Authorities in Saint Paul, Minnesota, are still grappling with the aftermath of a cyberattack that crippled large portions of the city’s municipal operations. Responsibility for the incident has been claimed by the hacking group Interlock, which the FBI had warned about just a week earlier. On its website, the group boasted of stealing 43 gigabytes of data, though it did not disclose a ransom demand or deadline for payment.

City and state officials have declined to comment, and the precise scope of the stolen information remains undisclosed. However, Mayor Melvin Carter voiced particular concern over a potential leak of administrative staff data. He reassured residents that personal data stored in cloud systems was unaffected.

On July 29, the mayor stated that the city had retained access to all its systems since the attack, but was undertaking a full reinstallation and update of server and workstation software — including mandatory password changes for all employees — to bolster security. He emphasized that the administration is working in close coordination with the FBI, limiting the amount of detail it can share publicly. Carter further noted that the sophistication and scale of such attacks have grown significantly in recent years, increasingly targeting government bodies, educational institutions, hospitals, and other organizations.

The attack caused severe disruptions across city infrastructure. Emergency services, including 911, remain operational, but several key public services have been rendered inaccessible. Residents cannot pay utility bills online, and permits and licenses are being processed exclusively on paper. The city’s online water bill payment portal is down, with payments suspended entirely and late fees waived. Public libraries have lost access to Wi-Fi, computers, and printers, and new library cards cannot be issued. Alternate phone numbers and email addresses have been provided for contacting city offices.

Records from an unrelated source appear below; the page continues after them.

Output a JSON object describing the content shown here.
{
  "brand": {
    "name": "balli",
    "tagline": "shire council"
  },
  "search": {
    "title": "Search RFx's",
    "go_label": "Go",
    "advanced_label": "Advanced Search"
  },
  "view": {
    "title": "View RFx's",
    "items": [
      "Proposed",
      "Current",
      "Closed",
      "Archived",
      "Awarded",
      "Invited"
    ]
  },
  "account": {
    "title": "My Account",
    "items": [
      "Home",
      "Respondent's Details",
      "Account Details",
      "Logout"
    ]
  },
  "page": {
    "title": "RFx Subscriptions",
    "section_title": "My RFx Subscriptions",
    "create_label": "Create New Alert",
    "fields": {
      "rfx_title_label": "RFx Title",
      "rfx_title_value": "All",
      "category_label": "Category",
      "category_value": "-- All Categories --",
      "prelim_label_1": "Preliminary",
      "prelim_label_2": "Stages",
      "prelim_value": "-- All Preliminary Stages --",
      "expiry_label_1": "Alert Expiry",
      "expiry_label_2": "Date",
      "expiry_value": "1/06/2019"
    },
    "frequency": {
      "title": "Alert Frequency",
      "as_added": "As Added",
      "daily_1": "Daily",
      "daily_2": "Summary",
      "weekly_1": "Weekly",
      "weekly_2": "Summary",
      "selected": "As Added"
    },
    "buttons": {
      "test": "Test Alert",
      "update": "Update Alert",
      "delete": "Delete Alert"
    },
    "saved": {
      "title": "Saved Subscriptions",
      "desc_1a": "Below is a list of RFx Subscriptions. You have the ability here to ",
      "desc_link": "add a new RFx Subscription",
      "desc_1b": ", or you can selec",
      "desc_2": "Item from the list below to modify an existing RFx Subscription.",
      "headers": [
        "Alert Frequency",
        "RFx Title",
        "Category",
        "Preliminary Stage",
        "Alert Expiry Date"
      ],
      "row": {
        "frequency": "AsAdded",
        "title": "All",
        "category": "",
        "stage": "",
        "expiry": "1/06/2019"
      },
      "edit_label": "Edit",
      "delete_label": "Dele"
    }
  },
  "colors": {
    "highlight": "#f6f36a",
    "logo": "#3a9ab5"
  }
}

A further complication has arisen from a wave of phishing emails sent under the guise of the city administration to more than 300,000 residents. These fraudulent messages contain fake invoices urging recipients to click malicious links. Officials have warned residents not to open attachments and to verify senders. The scale of the disruption prompted Minnesota Governor Tim Walz to deploy the National Guard to assist in restoring critical systems.

In its recent advisory, the FBI reported that Interlock is actively targeting critical infrastructure and businesses across the U.S., Canada, and Europe. U.S. analysts believe the group may have ties to the Rhysida gang, infamous for its attacks on government agencies worldwide. Interlock has previously been linked to breaches that disrupted major dialysis provider DaVita and one of Ohio’s leading healthcare systems.